9M18 realised net income (RNI) of RM62.9m is within our and market expectations at 70% and 71%, respectively. No dividends, as expected. FY18-19 will see minimal lease expiries of 29-15% of NLA. Maintain FY18-19E CNP of RM90- 91m. Maintain MARKET PERFORM and TP of RM1.10 as most positives have been priced in.
9M18 realised net income (RNI) of RM62.9m came within both our and consensus expectations at 70% and 71%, respectively. No dividends, as expected.
Results Highlights. YoY-Ytd, top-line was down by 3% mainly from lower rentals at Platinum Sentral and Menara Shell, likely due to tenant incentives, as well as loss of revenue from the disposal of QB8 - DHL XPJ, which was completed in 2Q18. However, RNI declined by 6% on: (i) marginally higher financing cost (+1%), and (ii) post excluding one- off gains on disposal for QB8. QoQ, top-line was flat, but RNI declined by 3% on: (i) higher property expenses (+23%) from administrative expenses, (ii) slight increase in financing cost (+1%), and (iii) excluding one-off gains on disposal for QB8 of RM2.2m.
Outlook.
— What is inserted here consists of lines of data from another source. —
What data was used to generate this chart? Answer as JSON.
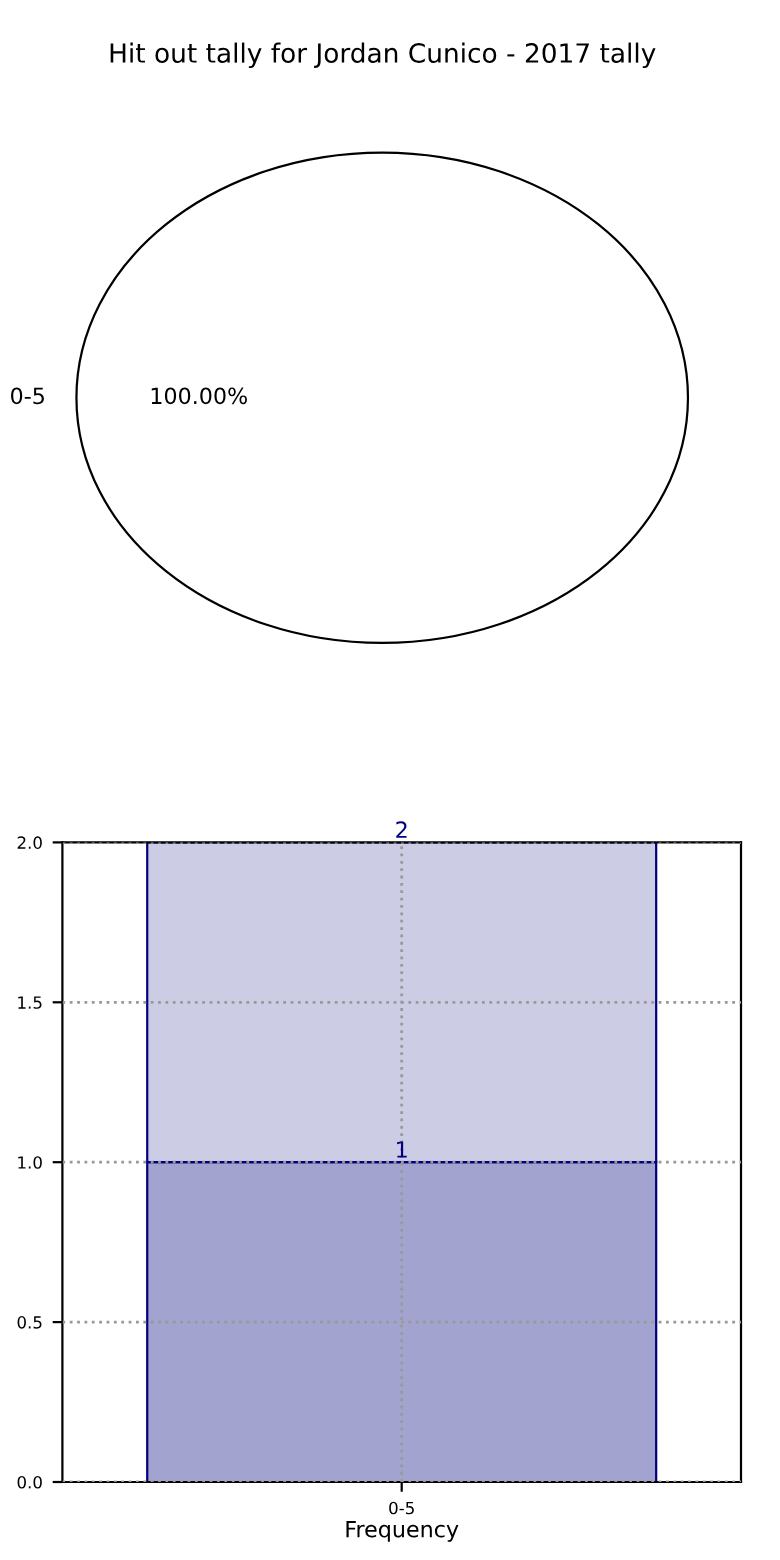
{
  "chart_data": [
    {
      "type": "pie",
      "title": "Hit out tally for Jordan Cunico - 2017 tally",
      "categories": [
        "0-5"
      ],
      "values": [
        100
      ],
      "colors": [
        "#ffffff"
      ],
      "value_labels": [
        "100.00%"
      ]
    },
    {
      "type": "bar",
      "categories": [
        "0-5"
      ],
      "xlabel": "Frequency",
      "ylim": [
        0,
        2
      ],
      "yticks": [
        {
          "value": 0,
          "label": "0.0"
        },
        {
          "value": 0.5,
          "label": "0.5"
        },
        {
          "value": 1,
          "label": "1.0"
        },
        {
          "value": 1.5,
          "label": "1.5"
        },
        {
          "value": 2,
          "label": "2.0"
        }
      ],
      "grid": true,
      "stacked": true,
      "totals": [
        "2"
      ],
      "series": [
        {
          "color": "#a3a3cf",
          "values": [
            1
          ],
          "value_labels": [
            "1"
          ]
        },
        {
          "color": "#cccce4",
          "values": [
            1
          ],
          "value_labels": [
            null
          ]
        }
      ]
    }
  ]
}
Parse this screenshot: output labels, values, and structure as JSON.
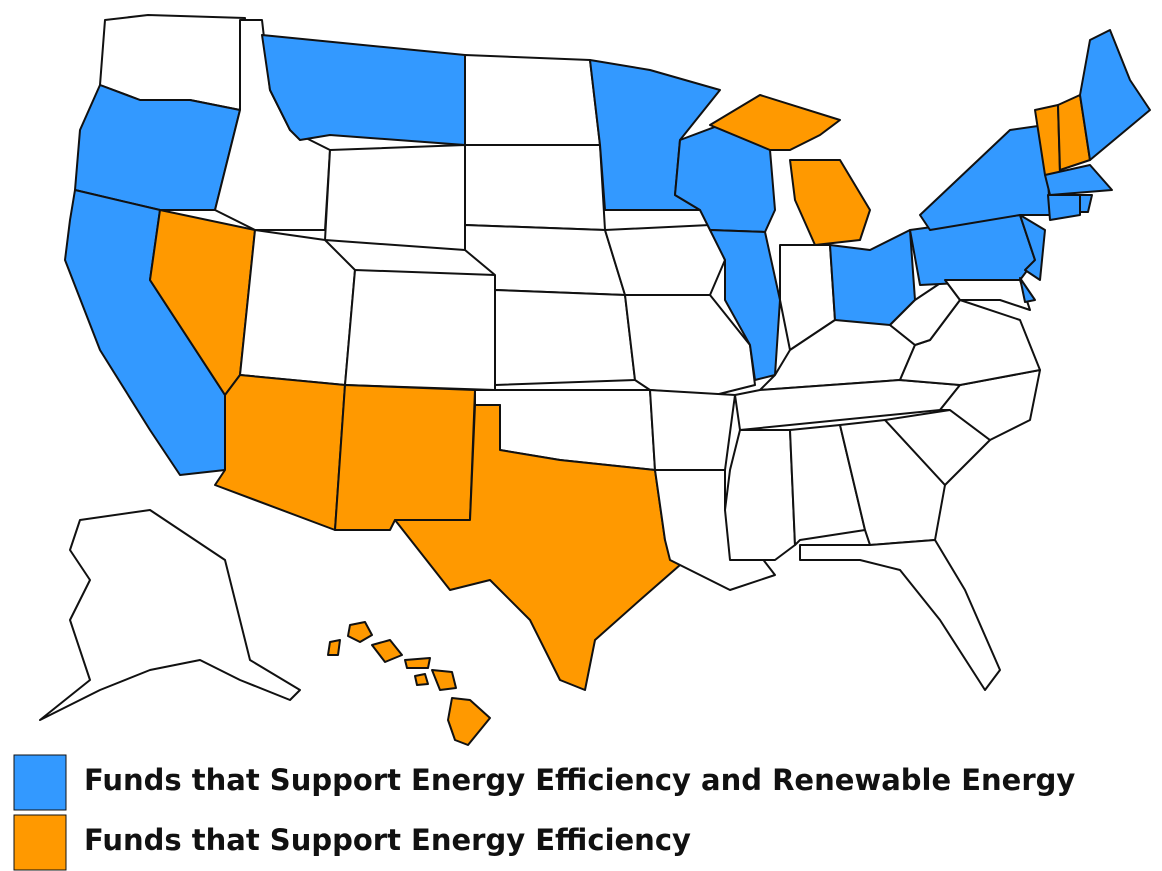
{
  "legend": [
    {
      "label": "Funds that Support Energy Efficiency and Renewable Energy",
      "color": "#3399ff"
    },
    {
      "label": "Funds that Support Energy Efficiency",
      "color": "#ff9900"
    }
  ]
}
FY18-19E leases up for expiry are minimal at 29-15% of net lettable assets (NLA) which are decent under current market condition, which is facing an oversupply situation, and risk of tenant attrition. However, MQREIT has secured 71% of leases up for expiry in FY18 thus far. For FY18-19, we are expecting flattish to mildly negative reversion and capex of RM12-10m, mostly for maintenance. MQREIT’s disposal of QB8-DHL was completed in mid-April 2018, but this is mostly neutral to FY18E CNP as we expect the net gains on disposal of 0.2 sen per unit to offset the loss of income, while the impact to our FY19 forecast is negligible at <2% of RNI.
Maintain FY18-19E CNP of RM90.4-90.7m. Our FY18-19E GDPU of 8.30-8.20 sen (NDPU of 7.50-7.40 sen), suggest gross yields of 7.7- 7.6% (net yields of 7.0-6.8%).
Maintain MARKET PERFORM and TP of RM1.10. We maintain our +3.3ppt spread to the 10-year MGS target of 4.20%, based on FY19E GDPS of 8.20 sen. MQREIT is commanding fairly decent gross yield of 7.6%, which is close to our target yield of 7.5%, but above MREIT peers’ average gross yield of 6.3%. However, we are comfortable with our call as we opt to be conservative on the sector and have priced in most downside risks into MQREIT’s earnings and valuations due to tough market conditions on concerns of oversupply in the office space, while most positives if any have been accounted for in our estimates.
Risks to our call include bond yield expansions or compressions and weaker-than-expected rental reversions.